From the album Stain - Single
Right away Max Fry gives you the mood: short sentences, blunt accusations, and a hook that repeats like a bruise you keep touching. The song isn't interested in nuance or sweet revenge. It's a catalog of damage and the stubborn residue left behind, delivered in plain language so the feeling hits without ornament.
Feels like hell You don't like me
The track opens on the chorus as a headline, which makes the pain feel immediate and present-tense. 'Feels like hell' is repeated until it stops being poetic and becomes factual — a state report. Pairing that with 'You don't like me' collapses internal self-loathing and external rejection into one simple cause-effect: someone else's dislike becomes your self-hatred. The plain diction keeps the emotion raw; there's no flowery framing, just the feeling.
Your empty heart poisoned me
Calling the other person's heart 'empty' and 'poisonous' does two jobs. It robs the ex of innocence and makes the injury chemical — not just emotional pain but contamination. The verb 'poisoned' implies lasting harm, not a single bad day. Repetition here turns an image into a rule: their emptiness systematically breaks the narrator down.
My body's burning red But i can't help feeling blue
That red/blue flip is a tiny piece of craft that lands hard. Red suggests anger, heat, the physicality of hurt; blue is sadness and numbness. Lining them up reveals a split reaction — the body reacts with acute rage while the mind sinks into melancholy. It reads like someone who wants to be furious but keeps slipping back into the fatigue of repeated wounds. The contrast also makes the lines feel cinematic, like two frames of the same reaction.

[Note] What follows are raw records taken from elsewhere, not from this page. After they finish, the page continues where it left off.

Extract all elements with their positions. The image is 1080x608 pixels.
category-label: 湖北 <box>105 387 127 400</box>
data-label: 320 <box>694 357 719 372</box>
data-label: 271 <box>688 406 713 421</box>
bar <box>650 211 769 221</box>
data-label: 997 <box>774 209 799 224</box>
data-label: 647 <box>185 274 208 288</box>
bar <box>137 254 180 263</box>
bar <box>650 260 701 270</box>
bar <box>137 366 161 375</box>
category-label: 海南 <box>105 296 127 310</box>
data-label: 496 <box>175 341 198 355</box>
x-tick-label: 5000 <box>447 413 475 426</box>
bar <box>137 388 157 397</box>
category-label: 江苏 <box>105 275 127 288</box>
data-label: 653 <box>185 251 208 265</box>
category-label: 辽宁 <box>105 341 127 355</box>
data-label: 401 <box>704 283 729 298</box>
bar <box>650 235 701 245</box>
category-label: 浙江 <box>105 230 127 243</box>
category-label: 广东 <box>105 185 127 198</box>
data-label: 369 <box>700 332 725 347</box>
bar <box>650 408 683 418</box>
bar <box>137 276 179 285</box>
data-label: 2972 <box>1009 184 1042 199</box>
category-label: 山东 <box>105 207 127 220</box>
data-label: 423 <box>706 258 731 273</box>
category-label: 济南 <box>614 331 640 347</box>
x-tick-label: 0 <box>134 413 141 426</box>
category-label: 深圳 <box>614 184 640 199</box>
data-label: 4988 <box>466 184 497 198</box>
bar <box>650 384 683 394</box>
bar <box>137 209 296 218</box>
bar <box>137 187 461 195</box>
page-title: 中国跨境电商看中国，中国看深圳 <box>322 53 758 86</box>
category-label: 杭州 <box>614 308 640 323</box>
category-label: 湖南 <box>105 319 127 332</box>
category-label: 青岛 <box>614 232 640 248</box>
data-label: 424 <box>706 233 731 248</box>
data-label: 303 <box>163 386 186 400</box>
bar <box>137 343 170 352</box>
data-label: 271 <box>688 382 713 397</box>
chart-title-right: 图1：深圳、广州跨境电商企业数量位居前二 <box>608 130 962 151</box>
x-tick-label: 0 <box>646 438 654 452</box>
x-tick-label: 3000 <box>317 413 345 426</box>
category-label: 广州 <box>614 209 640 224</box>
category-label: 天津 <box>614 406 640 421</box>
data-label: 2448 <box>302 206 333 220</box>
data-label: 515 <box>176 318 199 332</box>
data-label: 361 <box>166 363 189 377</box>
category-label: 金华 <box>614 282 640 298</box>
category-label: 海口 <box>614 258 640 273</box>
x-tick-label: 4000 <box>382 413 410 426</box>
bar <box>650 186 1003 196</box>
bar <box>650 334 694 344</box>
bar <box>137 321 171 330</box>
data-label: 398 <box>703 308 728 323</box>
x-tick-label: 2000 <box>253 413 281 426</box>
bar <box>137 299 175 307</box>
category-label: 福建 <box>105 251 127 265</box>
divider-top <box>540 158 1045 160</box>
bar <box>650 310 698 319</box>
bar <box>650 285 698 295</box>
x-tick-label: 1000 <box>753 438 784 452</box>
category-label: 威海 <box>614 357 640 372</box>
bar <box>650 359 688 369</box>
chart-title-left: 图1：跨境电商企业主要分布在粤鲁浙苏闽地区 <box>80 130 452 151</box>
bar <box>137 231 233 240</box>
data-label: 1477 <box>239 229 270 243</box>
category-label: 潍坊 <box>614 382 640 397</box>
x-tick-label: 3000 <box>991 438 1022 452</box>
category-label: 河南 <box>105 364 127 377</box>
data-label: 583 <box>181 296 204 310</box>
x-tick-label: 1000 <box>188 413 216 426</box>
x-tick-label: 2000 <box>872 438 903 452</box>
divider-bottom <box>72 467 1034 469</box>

You tried to twist my words But i always saw right through
Here the narrator flips from hurt to clarity. The line about having 'seen right through' the manipulator is a reclaiming move: they refuse to be gaslit. Saying 'I'm never coming home to you' is a small but decisive break — not melodramatic, just final. It ties back to identity erosion: the narrator refuses to return to the place where they were diminished.

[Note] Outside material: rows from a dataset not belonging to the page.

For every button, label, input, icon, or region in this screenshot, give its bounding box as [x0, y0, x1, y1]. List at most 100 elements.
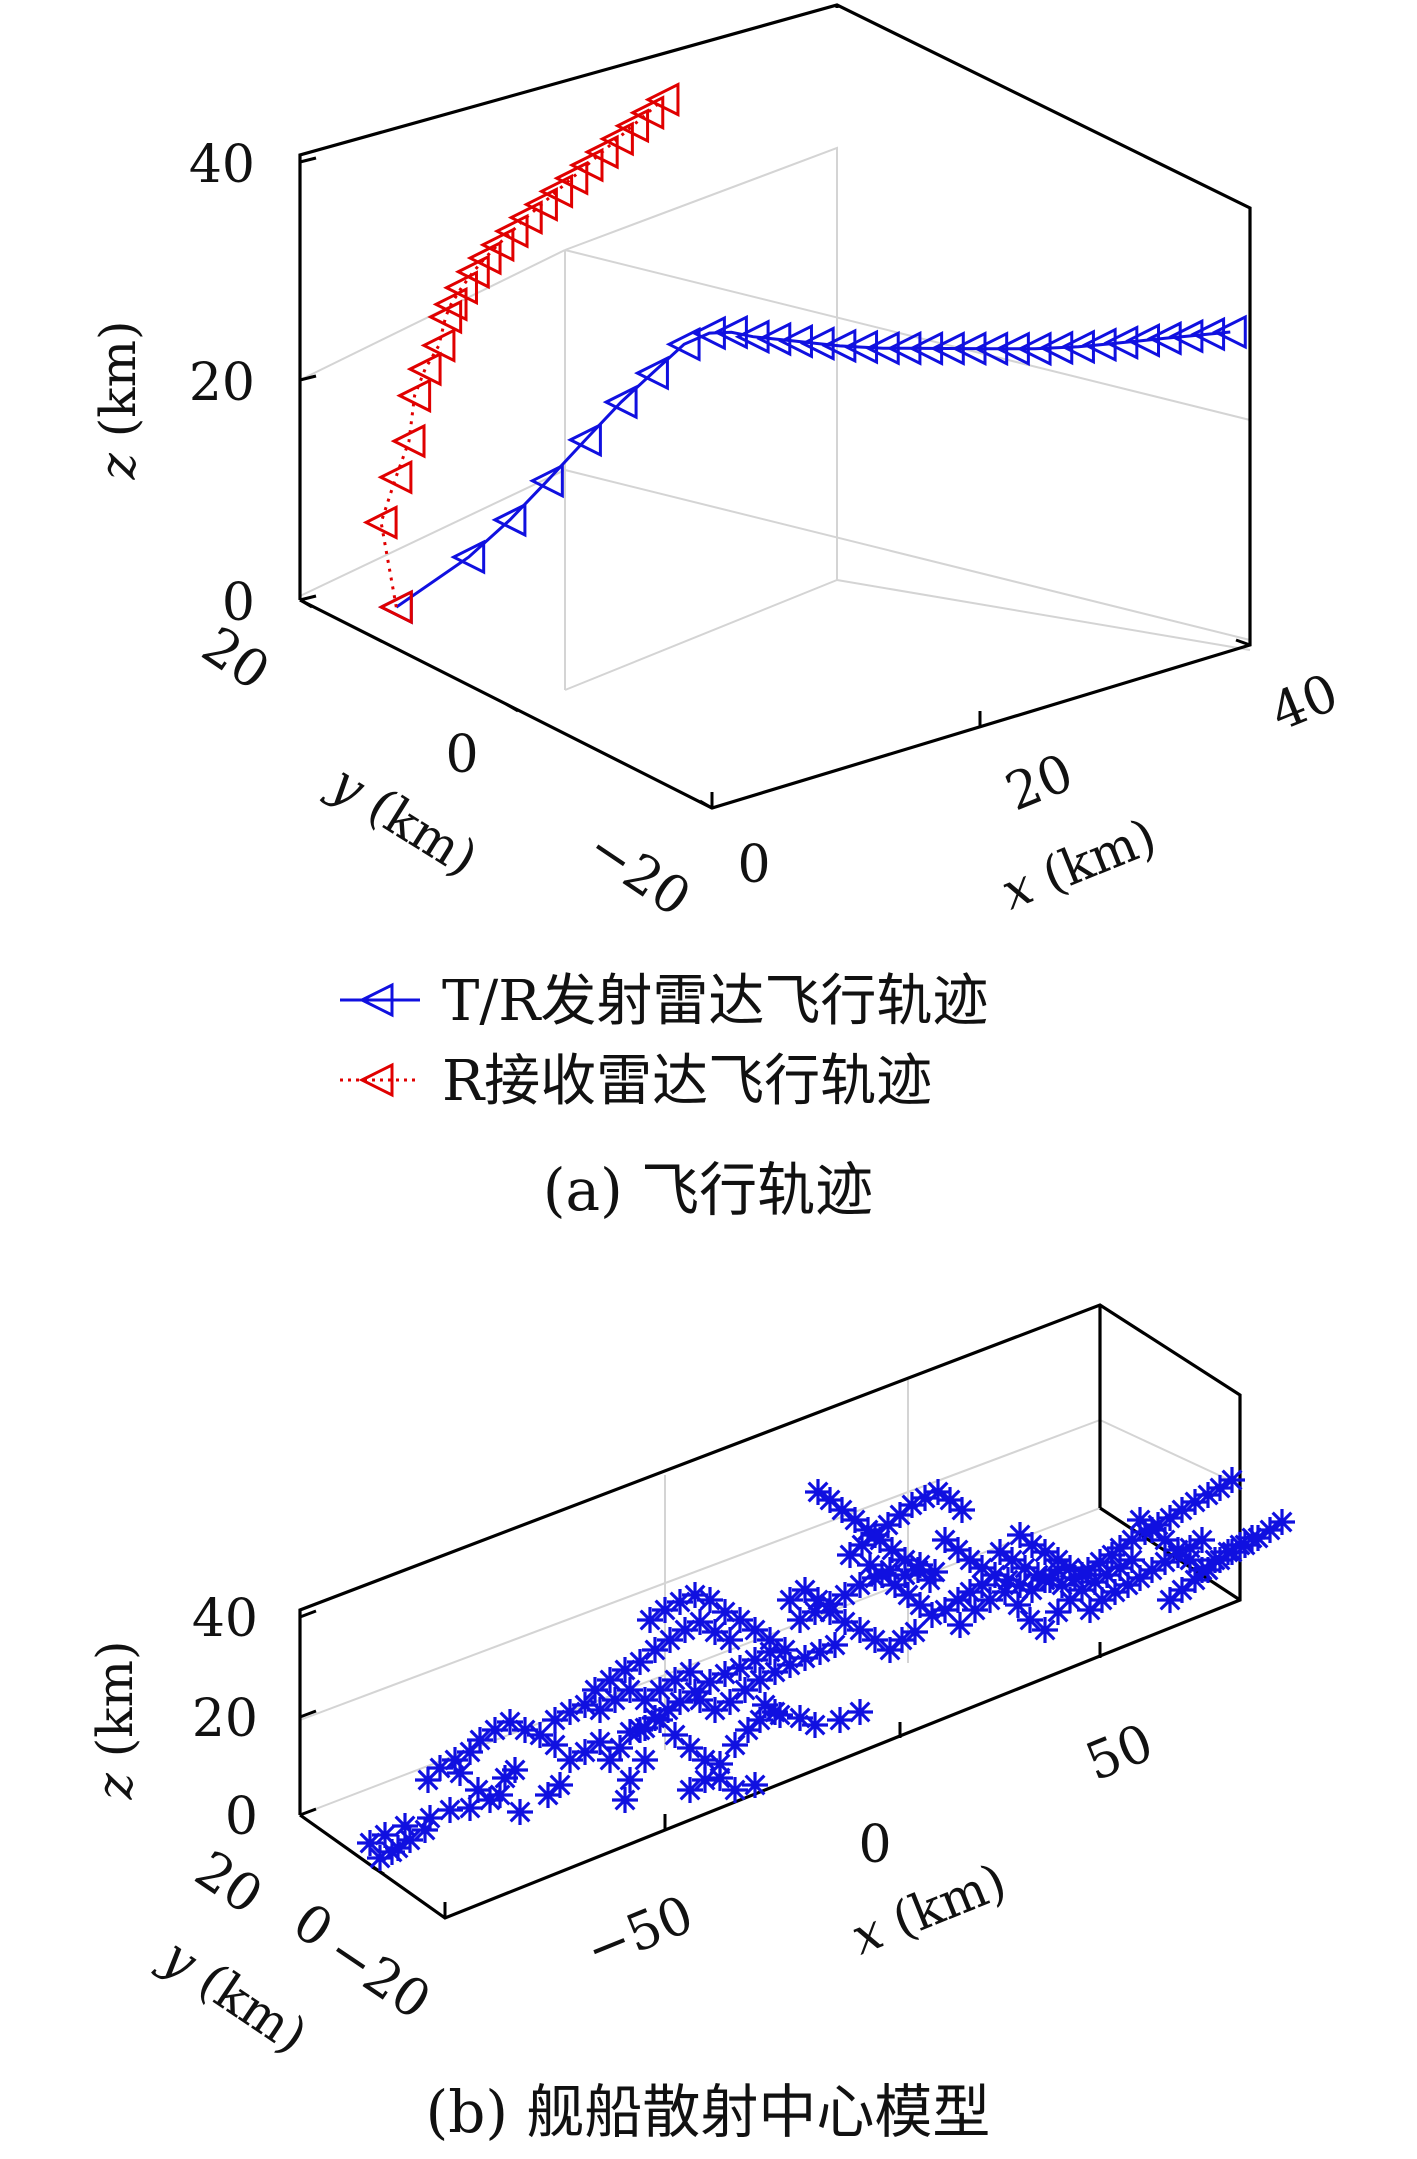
- caption-a: (a) 飞行轨迹: [543, 1156, 873, 1224]
- panel-b-ticks: [299, 1609, 1102, 1918]
- legend-label-r: R接收雷达飞行轨迹: [442, 1049, 932, 1114]
- scatter-point-175: [1017, 1607, 1043, 1633]
- panel-a: 40 20 0 20 0 −20 0 20 40 z (km) y (km) x…: [89, 3, 1347, 1224]
- scatter-point-174: [1005, 1592, 1031, 1618]
- point-marker-0-27: [1103, 325, 1139, 361]
- point-marker-0-29: [1146, 320, 1182, 356]
- panel-b: 40 20 0 20 0 −20 −50 0 50 z (km) y (km) …: [86, 1303, 1295, 2146]
- scatter-point-203: [1045, 1547, 1071, 1573]
- a-xtick-20: 20: [998, 743, 1082, 823]
- scatter-point-63: [667, 1689, 693, 1715]
- scatter-point-103: [677, 1777, 703, 1803]
- grid-a-5: [564, 249, 1251, 421]
- point-marker-1-17: [553, 160, 589, 196]
- point-marker-1-5: [406, 351, 442, 387]
- point-marker-0-22: [995, 331, 1030, 367]
- point-marker-1-3: [390, 423, 426, 459]
- scatter-point-44: [602, 1687, 628, 1713]
- scatter-point-152: [882, 1572, 908, 1598]
- legend-item-tr: T/R发射雷达飞行轨迹: [340, 969, 988, 1034]
- point-marker-1-18: [568, 147, 604, 183]
- series-line-1: [379, 98, 664, 608]
- grid-b-7: [1099, 1419, 1241, 1486]
- grid-b-2: [299, 1419, 1101, 1721]
- scatter-point-176: [1032, 1617, 1058, 1643]
- point-marker-0-5: [602, 384, 638, 420]
- grid-a-8: [564, 579, 838, 691]
- point-marker-0-1: [450, 539, 486, 575]
- point-marker-1-0: [377, 589, 413, 625]
- grid-a-9: [836, 579, 1251, 651]
- point-marker-1-19: [583, 134, 619, 170]
- scatter-point-20: [467, 1727, 493, 1753]
- point-marker-0-24: [1038, 330, 1074, 366]
- scatter-point-89: [822, 1632, 848, 1658]
- b-ztick-0: 0: [225, 1787, 258, 1847]
- scatter-point-99: [847, 1699, 873, 1725]
- point-marker-0-14: [821, 328, 857, 364]
- scatter-point-74: [697, 1587, 723, 1613]
- point-marker-1-23: [644, 82, 680, 118]
- a-ytick-0: 0: [445, 725, 478, 785]
- scatter-point-31: [572, 1739, 598, 1765]
- scatter-point-122: [817, 1591, 843, 1617]
- scatter-point-50: [582, 1677, 608, 1703]
- point-marker-0-15: [843, 329, 879, 365]
- point-marker-0-31: [1190, 316, 1226, 352]
- scatter-point-26: [457, 1795, 483, 1821]
- scatter-point-100: [612, 1787, 638, 1813]
- scatter-point-78: [757, 1627, 783, 1653]
- scatter-point-82: [717, 1689, 743, 1715]
- point-marker-0-19: [929, 331, 965, 366]
- scatter-point-83: [732, 1677, 758, 1703]
- panel-a-ticks: [299, 156, 1251, 810]
- scatter-point-219: [1219, 1467, 1245, 1493]
- point-marker-0-17: [886, 330, 922, 366]
- scatter-point-171: [962, 1597, 988, 1623]
- b-ytick-20: 20: [184, 1840, 272, 1927]
- point-marker-1-4: [396, 378, 432, 414]
- scatter-point-142: [829, 1497, 855, 1523]
- b-ytick-m20: −20: [316, 1921, 441, 2032]
- scatter-point-110: [777, 1587, 803, 1613]
- scatter-point-97: [802, 1712, 828, 1738]
- b-xtick-0: 0: [858, 1815, 891, 1875]
- a-xtick-40: 40: [1263, 663, 1347, 743]
- scatter-point-70: [637, 1607, 663, 1633]
- point-marker-0-25: [1060, 329, 1095, 365]
- point-marker-1-9: [443, 270, 478, 306]
- scatter-point-57: [687, 1609, 713, 1635]
- legend: T/R发射雷达飞行轨迹 R接收雷达飞行轨迹: [340, 969, 988, 1114]
- scatter-point-14: [447, 1760, 473, 1786]
- scatter-point-76: [727, 1607, 753, 1633]
- legend-marker-r: [358, 1062, 394, 1098]
- scatter-point-101: [617, 1767, 643, 1793]
- point-marker-1-22: [629, 95, 665, 131]
- scatter-point-123: [832, 1582, 858, 1608]
- scatter-point-80: [687, 1687, 713, 1713]
- b-zlabel: z (km): [86, 1641, 144, 1801]
- a-ztick-20: 20: [189, 353, 255, 413]
- a-zlabel: z (km): [89, 321, 147, 481]
- scatter-point-105: [707, 1751, 733, 1777]
- caption-b: (b) 舰船散射中心模型: [426, 2078, 991, 2146]
- a-ytick-20: 20: [191, 616, 279, 703]
- scatter-point-116: [862, 1627, 888, 1653]
- scatter-point-47: [647, 1677, 673, 1703]
- scatter-point-137: [925, 1479, 951, 1505]
- series-tr-trajectory: [377, 314, 1247, 625]
- point-marker-0-3: [528, 463, 564, 499]
- a-xtick-0: 0: [737, 835, 770, 895]
- point-marker-1-8: [432, 286, 468, 322]
- scatter-point-120: [787, 1607, 813, 1633]
- scatter-point-17: [487, 1782, 513, 1808]
- scatter-point-7: [367, 1845, 393, 1871]
- a-xlabel: x (km): [993, 807, 1164, 921]
- panel-a-grid: [299, 146, 1251, 691]
- point-marker-0-28: [1125, 323, 1161, 358]
- point-marker-0-7: [665, 326, 701, 362]
- grid-a-3: [299, 469, 566, 597]
- point-marker-1-12: [479, 227, 515, 263]
- scatter-point-25: [542, 1732, 568, 1758]
- scatter-point-59: [717, 1627, 743, 1653]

And you never really knew What you put me through every day
The bridge moves from accusation to inventory. 'You never really knew' underlines an asymmetry: one person carries pain in private while the other remains oblivious or indifferent. The hypothetical 'You'd have to ripped my heart out / Just to feel my pain' amplifies how unshared the suffering was. Then the pivot — 'You're just a stain to me' — turns memory into mark, implying the narrator is done treating this person as whole; they're an ugly leftover, not a living antagonist.
You're just a stain to me Feels like hell
The closing repeats the core phrases so they reverberate. 'Stain' works as both insult and survival tool: stains are annoying and stubborn but ultimately external, something you scrub at. Repeating 'feels like hell' after declaring the other person a stain suggests the narrator is still processing; naming the mark is the first step toward scrubbing it out. The repetition turns personal pain into a chant — angry, exhausted, and oddly empowering.
Stain is minimal and relentless on purpose. Max Fry strips the breakup down to its raw mechanics — contamination, identity loss, and the decision to label someone as a leftover — and repeats those images until they sit like a bruise you can't ignore. The song matters because it doesn't romanticize recovery; it names the mess and refuses to hide the ugly residue that follows a bad relationship.